À l'origine était le dessin technique, plus communément appelé plan au bleu. Fait par des techniciens pour des techniciens, ce type de plan est le point de départ obligatoire de toute création, qu'elle soit industrielle, mécanique ou architecturale. Nécessaire, le plan au bleu l'est sûrement puisque sans lui aucune communication n'est possible entre le concepteur et le constructeur ; mais suffisant, il ne l'est certes pas. En effet, même s'il est muni de plans d'ensemble, de demi-ensemble et de pièces détaillées, l'exécutant doit, pour réaliser l'assemblage d'une machine, faire une projection intellectuelle dans l'espace pour mettre chaque élément en situation.

La matérialisation de cette projection dans l'espace - la mise en perspective - ne date pas d'hier ; mais curieusement, elle ne fut appliquée rationnellement au dessin technique qu'assez tard, entre les deux guerres.

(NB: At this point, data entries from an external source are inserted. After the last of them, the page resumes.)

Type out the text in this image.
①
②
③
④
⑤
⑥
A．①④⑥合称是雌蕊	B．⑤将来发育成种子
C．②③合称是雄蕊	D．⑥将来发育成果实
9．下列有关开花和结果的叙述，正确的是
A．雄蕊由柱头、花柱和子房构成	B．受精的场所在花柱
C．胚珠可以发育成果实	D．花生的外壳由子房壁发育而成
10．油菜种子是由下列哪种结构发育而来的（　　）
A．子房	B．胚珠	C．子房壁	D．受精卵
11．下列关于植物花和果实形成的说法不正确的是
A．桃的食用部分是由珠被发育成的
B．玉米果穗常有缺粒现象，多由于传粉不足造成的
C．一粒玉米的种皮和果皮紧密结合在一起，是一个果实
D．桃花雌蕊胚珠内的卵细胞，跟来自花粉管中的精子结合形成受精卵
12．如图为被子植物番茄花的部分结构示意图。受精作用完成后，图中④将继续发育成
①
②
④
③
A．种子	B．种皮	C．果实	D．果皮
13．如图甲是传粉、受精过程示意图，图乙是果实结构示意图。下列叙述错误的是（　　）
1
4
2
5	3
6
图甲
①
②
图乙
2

En ce domaine comme dans bien d'autres, ce furent les Anglo-Saxons qui innovèrent, et ce furent eux qui vulgarisèrent le procédé après la Libération.

C'est sans doute cette utilisation tardive qui explique les lacunes de renseignement graphique à ce sujet. En effet, au lendemain de la guerre on étudiait seulement la perspective architecturale (conique), tandis que la perspective axonométrique appliquée à la mécanique (perspective conventionnelle où les fuyantes sont parallèles géométriquement) commence seulement à être étudiée sous la pression d'une demande de plus en plus forte. Nous n'allons pas donner ici de cours de perspective, ces quelques pages n'y suffiraient pas ! Mais il est nécessaire de souligner que de sa parfaite maîtrise dépend la pratique de l'écorché ou de l'éclaté. Tous les spécialistes sont d'accord sur ce point, qu'ils utilisent ou non les grilles normalisées qui ont été mises au point à cet effet.

entre la marge
et sa limite

La projection dans l'espace, la mise en perspective, constitue donc la première opération d'un dessin éclaté ou écorché. Il reste à définir ce que recouvrent ces deux termes. Un éclaté est une représentation dans l'espace de toutes les pièces qui constituent un appareil, ordonnées en fonction de l'ordre logique de leur assemblage, selon des lignes de fuite déterminées par une perspective. Opération qu'expriment sans doute mieux deux autres termes moins usités : "démontabilité" et "arraché". Le dessin écorché quant à lui (terme repris aux beaux-arts et qui désignait le dessin d'un corps auquel on avait retiré la peau) ne sépare pas les divers éléments d'un mécanisme, il les offre seulement à la vue au moyen d'une découpe dans le corps de l'appareil ou par transparence. Le terme "crevé", qui exprime la même opération, est plutôt réservé à l'architecture.

De par leur origine, ces deux types de travaux sont directement liés au dessin technique. Comme ce dernier, ils se doivent de respecter les normes et les cotations définies par le constructeur. En théorie donc, le dessinateur d'éclaté ou d'écorché est aussi peu libre qu'un dessinateur industriel.